L’ARAN ha convocato per il 19 luglio prossimo i Sindacati e, dopo tante false partenze e dopo convocazioni “politiche”, questa data rappresenta davvero l’avvio delle vere trattative. Sono trascorsi due anni da quando la Corte Costituzionale ha dichiarato illegittimo il blocco degli stipendi dei dipendenti pubblici, due anni occorsi per riaprire la difficile partita del rinnovo dei contratti dei dipendenti pubblici.

Confintesa Funzione Pubblica ha fatto la sua parte per questo avvio delle vere trattative, anche giudizialmente, promuovendo ricorsi che hanno messo in difficoltà il Governo costretto dopo “soli” due anni a far ripartire la complessa macchina del rinnovo dei contratti” dichiara Claudia Ratti Segretario Generale Confintesa Funzione Pubblica .“E’ forte la preoccupazione di non riuscire a rispondere alle aspettative dei lavoratori che hanno un contratto bloccato da ormai 9 anni, tanto più che i segnali non sono positivi: un gruppo consistente di dipendenti pubblici proprio in virtù dei cosiddetti “aumenti contrattuali” rischiano di perdere il bonus di 80 euro e non solo: gli 85 euro lordi (medi) tanto pubblicizzati, in realtà sarebbero suddivise tra parti fisse e accessorie il che, in soldoni, vorrebbe dire che moltissimi lavoratori avrebbero aspettato tanti anni per vedersi riconoscere un aumento stipendiale di 50 euro.

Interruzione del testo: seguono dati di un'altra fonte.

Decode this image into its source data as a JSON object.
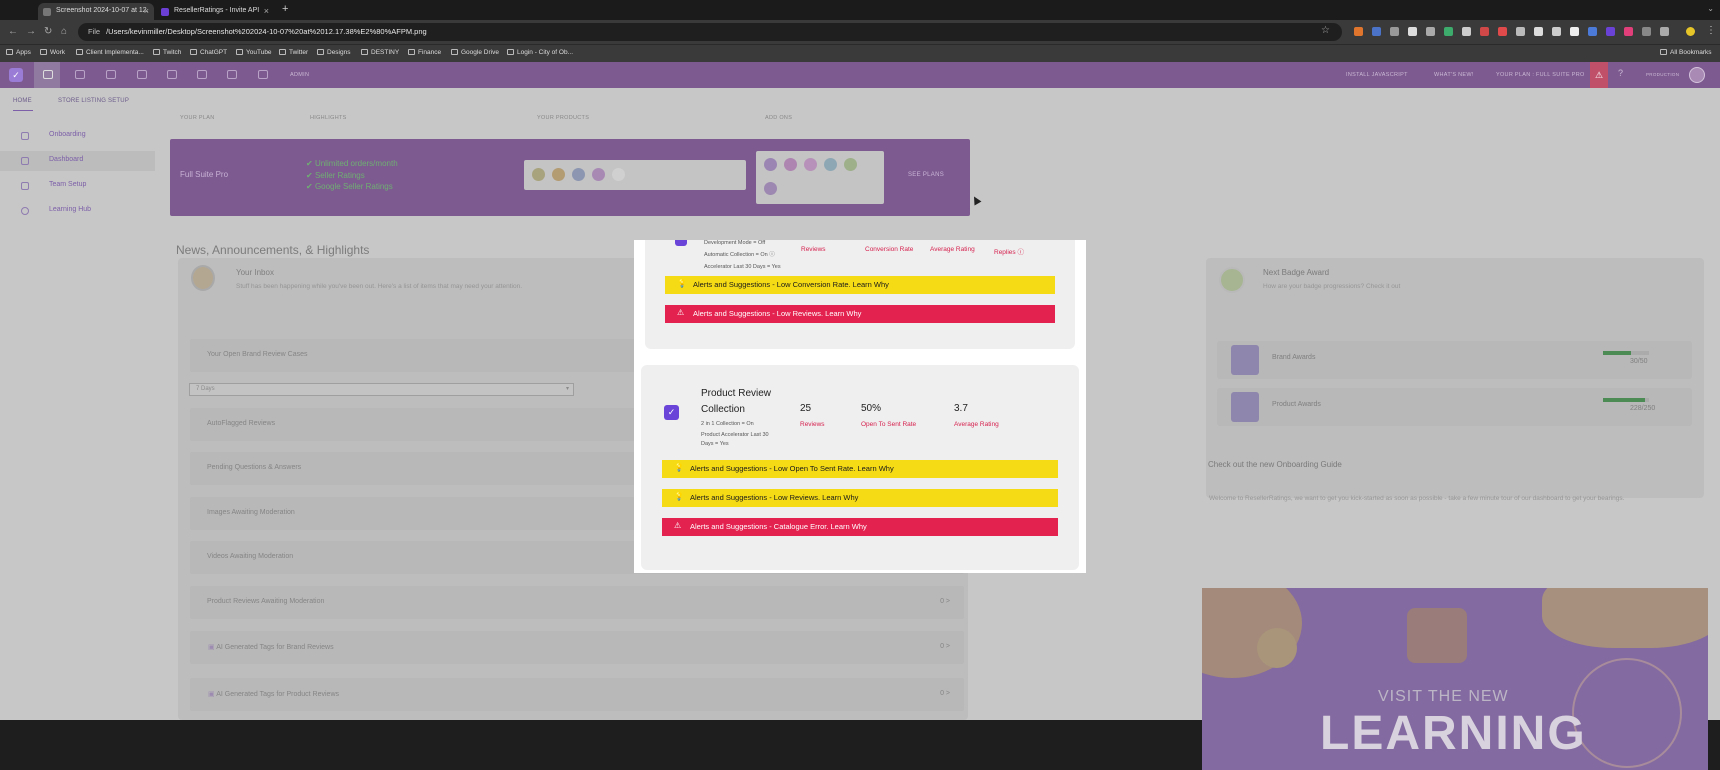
{
  "browser": {
    "tabs": [
      {
        "title": "Screenshot 2024-10-07 at 12.",
        "active": true
      },
      {
        "title": "ResellerRatings - Invite API",
        "active": false
      }
    ],
    "url_scheme": "File",
    "url": "/Users/kevinmiller/Desktop/Screenshot%202024-10-07%20at%2012.17.38%E2%80%AFPM.png",
    "bookmarks": [
      "Apps",
      "Work",
      "Client Implementa...",
      "Twitch",
      "ChatGPT",
      "YouTube",
      "Twitter",
      "Designs",
      "DESTINY",
      "Finance",
      "Google Drive",
      "Login - City of Ob..."
    ],
    "all_bookmarks": "All Bookmarks"
  },
  "topnav": {
    "admin": "ADMIN",
    "install": "INSTALL JAVASCRIPT",
    "whats_new": "WHAT'S NEW!",
    "plan": "YOUR PLAN : FULL SUITE PRO",
    "user": "PRODUCTION"
  },
  "subnav": {
    "home": "HOME",
    "store": "STORE LISTING SETUP"
  },
  "sidebar": {
    "items": [
      {
        "label": "Onboarding"
      },
      {
        "label": "Dashboard"
      },
      {
        "label": "Team Setup"
      },
      {
        "label": "Learning Hub"
      }
    ]
  },
  "plan_section": {
    "headers": [
      "YOUR PLAN",
      "HIGHLIGHTS",
      "YOUR PRODUCTS",
      "ADD ONS"
    ],
    "plan_name": "Full Suite Pro",
    "highlights": [
      "Unlimited orders/month",
      "Seller Ratings",
      "Google Seller Ratings"
    ],
    "see_plans": "SEE PLANS"
  },
  "news_title": "News, Announcements, & Highlights",
  "inbox": {
    "title": "Your Inbox",
    "subtitle": "Stuff has been happening while you've been out. Here's a list of items that may need your attention.",
    "open_cases": "Your Open Brand Review Cases",
    "period": "7 Days",
    "rows": [
      {
        "label": "AutoFlagged Reviews",
        "count": ""
      },
      {
        "label": "Pending Questions & Answers",
        "count": ""
      },
      {
        "label": "Images Awaiting Moderation",
        "count": ""
      },
      {
        "label": "Videos Awaiting Moderation",
        "count": ""
      },
      {
        "label": "Product Reviews Awaiting Moderation",
        "count": "0 >"
      },
      {
        "label": "AI Generated Tags for Brand Reviews",
        "count": "0 >"
      },
      {
        "label": "AI Generated Tags for Product Reviews",
        "count": "0 >"
      }
    ]
  },
  "badges": {
    "title": "Next Badge Award",
    "subtitle": "How are your badge progressions? Check it out",
    "items": [
      {
        "label": "Brand Awards",
        "value": "30/50",
        "progress": 0.6
      },
      {
        "label": "Product Awards",
        "value": "228/250",
        "progress": 0.91
      }
    ]
  },
  "onboarding_guide": {
    "title": "Check out the new Onboarding Guide",
    "text": "Welcome to ResellerRatings, we want to get you kick-started as soon as possible - take a few minute tour of our dashboard to get your bearings.",
    "image_line1": "VISIT THE NEW",
    "image_line2": "LEARNING"
  },
  "modal": {
    "top_card": {
      "lines": [
        "Development Mode = Off",
        "Automatic Collection = On ⓘ",
        "Accelerator Last 30 Days = Yes"
      ],
      "stat_labels": [
        "Reviews",
        "Conversion Rate",
        "Average Rating",
        "Replies ⓘ"
      ],
      "alerts": [
        {
          "text": "Alerts and Suggestions - Low Conversion Rate. Learn Why",
          "level": "warning"
        },
        {
          "text": "Alerts and Suggestions - Low Reviews. Learn Why",
          "level": "error"
        }
      ]
    },
    "product_card": {
      "title_line1": "Product Review",
      "title_line2": "Collection",
      "lines": [
        "2 in 1 Collection = On",
        "Product Accelerator Last 30",
        "Days = Yes"
      ],
      "stats": [
        {
          "value": "25",
          "label": "Reviews"
        },
        {
          "value": "50%",
          "label": "Open To Sent Rate"
        },
        {
          "value": "3.7",
          "label": "Average Rating"
        }
      ],
      "alerts": [
        {
          "text": "Alerts and Suggestions - Low Open To Sent Rate. Learn Why",
          "level": "warning"
        },
        {
          "text": "Alerts and Suggestions - Low Reviews. Learn Why",
          "level": "warning"
        },
        {
          "text": "Alerts and Suggestions - Catalogue Error. Learn Why",
          "level": "error"
        }
      ]
    }
  }
}
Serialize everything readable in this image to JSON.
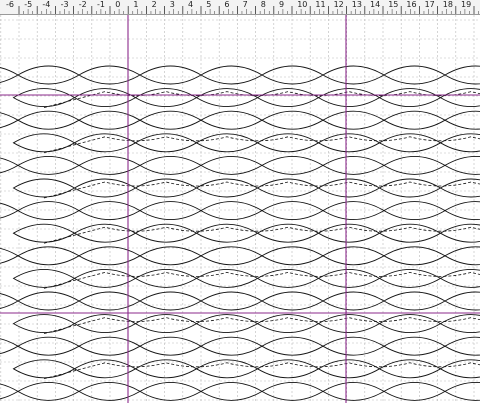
{
  "ruler": {
    "labels": [
      "-6",
      "-5",
      "-4",
      "-3",
      "-2",
      "-1",
      "0",
      "1",
      "2",
      "3",
      "4",
      "5",
      "6",
      "7",
      "8",
      "9",
      "10",
      "11",
      "12",
      "13",
      "14",
      "15",
      "16",
      "17",
      "18",
      "19"
    ]
  },
  "colors": {
    "grid": "#b9b9b9",
    "guide": "#8b2a8b",
    "stroke": "#141414",
    "ruler_bg": "#f3f3f3"
  },
  "quilt": {
    "pattern": "interlocking-arc-chain",
    "line_style": [
      "solid",
      "dashed"
    ]
  }
}
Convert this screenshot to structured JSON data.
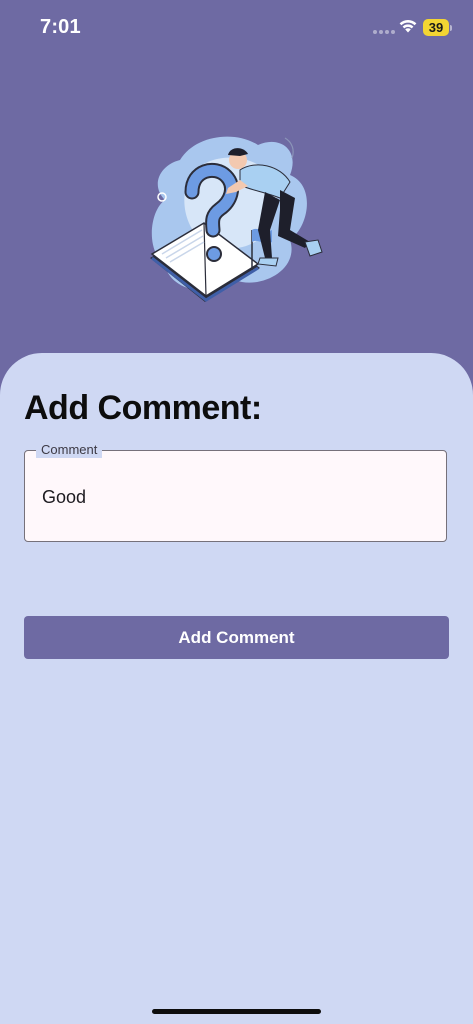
{
  "status_bar": {
    "time": "7:01",
    "battery": "39"
  },
  "illustration": {
    "icon": "question-book-illustration"
  },
  "form": {
    "title": "Add Comment:",
    "comment_label": "Comment",
    "comment_value": "Good",
    "submit_label": "Add Comment"
  },
  "colors": {
    "header_bg": "#6E6AA3",
    "sheet_bg": "#CFD8F3",
    "button_bg": "#6E6AA3",
    "battery": "#F3D532"
  }
}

Se fosse vero siamo pronti ad un’altra battaglia, anche nei Tribunali, per far riconoscere una giusta retribuzione perché le cifre attualmente a disposizione hanno un colore tragicomico. Inoltre non è ancora chiarita la questione degli arretrati che devono essere riconosciuti da gennaio 2015. Aspettiamo di arrivare al tavolo delle trattative per ulteriori valutazioni, nel frattempo la nostra Federazione ha già dato diffusione della proposta di piattaforma contrattuale perché siamo tra i protagonisti di questa partita importante e faremo di tutto per non perderla” conclude Claudia Ratti.